Le voisinage des sexes (extrait)

La formation avait repris. Je la retrouvais en pleine forme. On bavardait sans rien se dire. On avait bu. C’était le dernier soir. Sur le petit parvis, elle paraissait parfaitement lucide.

– On minaude !

Le mot m’avait saisi hors de mes gardes. Je l’ai pris pour une invitation. Plus tard, elle me dirait qu’elle m’avait laissé libre d’en faire ce que bon me semblait. Son mot n’inférait rien. J’allais choisir une direction. Elle la suivrait ou pas. On minaude, disait-elle, regard posé sur ses genoux. On fait semblant de ne rien dire, on reste prudents. Les mots souvent parlent trop vite.

Je l’avais regardée. Je n’avais rien à dire à cette grande femme aux cheveux en bataille. Je l’ai prise par l’épaule. J’ai approché mes lèvres. Elle n’a rien dit non plus. Elle ne m’a pas semblé d’abord vouloir répondre à la perspective d’un baiser, tout en y répondant, après l’avoir reçu les yeux ouverts. J’avais donné une direction aux prochains mois de notre vie. Aucun de nous ne le savait.

Nos lèvres s’étaient rejointes par touches successives, petits baisers que la langue trouble à peine dans l’attente des baisers qui suivront. On ne minaudait plus. Nos désirs s’éveillaient. Chaque baiser se jetait au-devant de celui qui suivait. Chacun poursuivait l’autre. Ça n’en finissait pas.  

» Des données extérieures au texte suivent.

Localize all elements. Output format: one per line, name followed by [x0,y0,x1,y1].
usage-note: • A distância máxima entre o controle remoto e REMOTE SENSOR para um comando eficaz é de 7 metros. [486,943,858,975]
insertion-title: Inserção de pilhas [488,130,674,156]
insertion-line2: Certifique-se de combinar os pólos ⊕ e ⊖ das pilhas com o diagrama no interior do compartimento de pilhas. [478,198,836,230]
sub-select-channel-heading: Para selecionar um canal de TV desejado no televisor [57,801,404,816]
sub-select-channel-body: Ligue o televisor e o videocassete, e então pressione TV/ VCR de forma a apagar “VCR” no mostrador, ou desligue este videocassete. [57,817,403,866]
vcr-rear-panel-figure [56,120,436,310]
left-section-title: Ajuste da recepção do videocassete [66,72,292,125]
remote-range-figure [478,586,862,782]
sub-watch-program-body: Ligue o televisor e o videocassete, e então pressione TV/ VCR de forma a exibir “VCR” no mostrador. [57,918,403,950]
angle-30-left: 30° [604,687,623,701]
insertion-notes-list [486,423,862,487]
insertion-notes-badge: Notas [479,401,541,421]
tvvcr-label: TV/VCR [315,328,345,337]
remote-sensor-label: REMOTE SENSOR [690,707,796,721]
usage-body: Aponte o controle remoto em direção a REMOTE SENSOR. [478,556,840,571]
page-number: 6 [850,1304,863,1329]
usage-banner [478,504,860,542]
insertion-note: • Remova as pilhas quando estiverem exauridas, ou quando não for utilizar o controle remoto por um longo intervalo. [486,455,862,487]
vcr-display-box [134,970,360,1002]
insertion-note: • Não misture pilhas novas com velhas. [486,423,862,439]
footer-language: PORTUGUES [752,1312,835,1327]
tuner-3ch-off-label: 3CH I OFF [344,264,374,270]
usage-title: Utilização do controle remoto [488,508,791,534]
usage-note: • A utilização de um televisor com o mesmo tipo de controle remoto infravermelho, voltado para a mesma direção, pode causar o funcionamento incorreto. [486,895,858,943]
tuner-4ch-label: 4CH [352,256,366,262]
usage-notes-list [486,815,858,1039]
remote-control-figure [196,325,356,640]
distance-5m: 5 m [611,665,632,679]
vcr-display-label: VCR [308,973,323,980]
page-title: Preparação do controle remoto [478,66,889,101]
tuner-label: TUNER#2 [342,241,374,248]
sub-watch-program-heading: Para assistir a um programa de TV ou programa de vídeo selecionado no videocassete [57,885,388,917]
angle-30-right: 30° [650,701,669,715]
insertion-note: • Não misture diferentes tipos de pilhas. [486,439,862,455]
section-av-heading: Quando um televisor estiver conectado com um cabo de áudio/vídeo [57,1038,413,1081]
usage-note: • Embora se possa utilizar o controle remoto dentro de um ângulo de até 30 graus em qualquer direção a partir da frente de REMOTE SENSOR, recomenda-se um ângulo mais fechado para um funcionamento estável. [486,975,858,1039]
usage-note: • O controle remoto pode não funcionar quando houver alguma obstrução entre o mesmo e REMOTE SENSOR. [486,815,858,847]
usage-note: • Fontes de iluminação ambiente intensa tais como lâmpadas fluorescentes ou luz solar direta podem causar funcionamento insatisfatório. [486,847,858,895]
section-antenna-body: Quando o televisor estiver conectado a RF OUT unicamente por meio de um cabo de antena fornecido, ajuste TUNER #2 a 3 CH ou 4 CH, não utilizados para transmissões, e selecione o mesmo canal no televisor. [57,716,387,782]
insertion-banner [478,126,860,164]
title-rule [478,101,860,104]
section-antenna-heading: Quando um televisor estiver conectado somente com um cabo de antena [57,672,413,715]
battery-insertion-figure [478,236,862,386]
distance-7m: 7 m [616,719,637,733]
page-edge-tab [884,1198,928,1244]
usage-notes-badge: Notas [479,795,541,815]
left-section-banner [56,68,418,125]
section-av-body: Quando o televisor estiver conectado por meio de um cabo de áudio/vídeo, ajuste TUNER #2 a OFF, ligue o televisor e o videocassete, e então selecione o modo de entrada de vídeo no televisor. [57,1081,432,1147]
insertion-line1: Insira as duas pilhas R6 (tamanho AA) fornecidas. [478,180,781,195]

Très vite sa bouche a recherché la mienne. Sa langue me revenait sans cesse. Nos pointes s’affolaient. Nos baisers prenaient la forme de nos deux bouches humides. On s’avalait.

– Donne-moi ta langue !

Elle répondait docilement à mes murmures à son oreille, à mes lèvres sur la ligne de son cou. Elle étirait et me tendait sa peau. J’aspirais et suçais le bâton de sa langue. Mes paumes frôlaient ses joues. Mes doigts cherchaient ses tempes dans le torrent de ses cheveux. Mes pouces redessinaient ses lèvres. Ses mains inépuisables étaient caresse et manque sur le bas de mon dos. Nos verticalités venaient de s’effondrer. Nos corps jonchaient le ciment du parvis.

Mon baiser sur sa bouche avait touché un espace libre en elle. Ses mains dans mes cheveux avaient brisé mon corps. Il faisait doux. Nos langues baignaient dans une même salive. L’été venait à peine de finir. Un rien nous dégrafait. C’était torse contre torse, massage contre massage. On allait vite, on irait loin. On n’en pouvait plus d’impatience après des mois de continence. On s’était côtoyés à distance trop longtemps.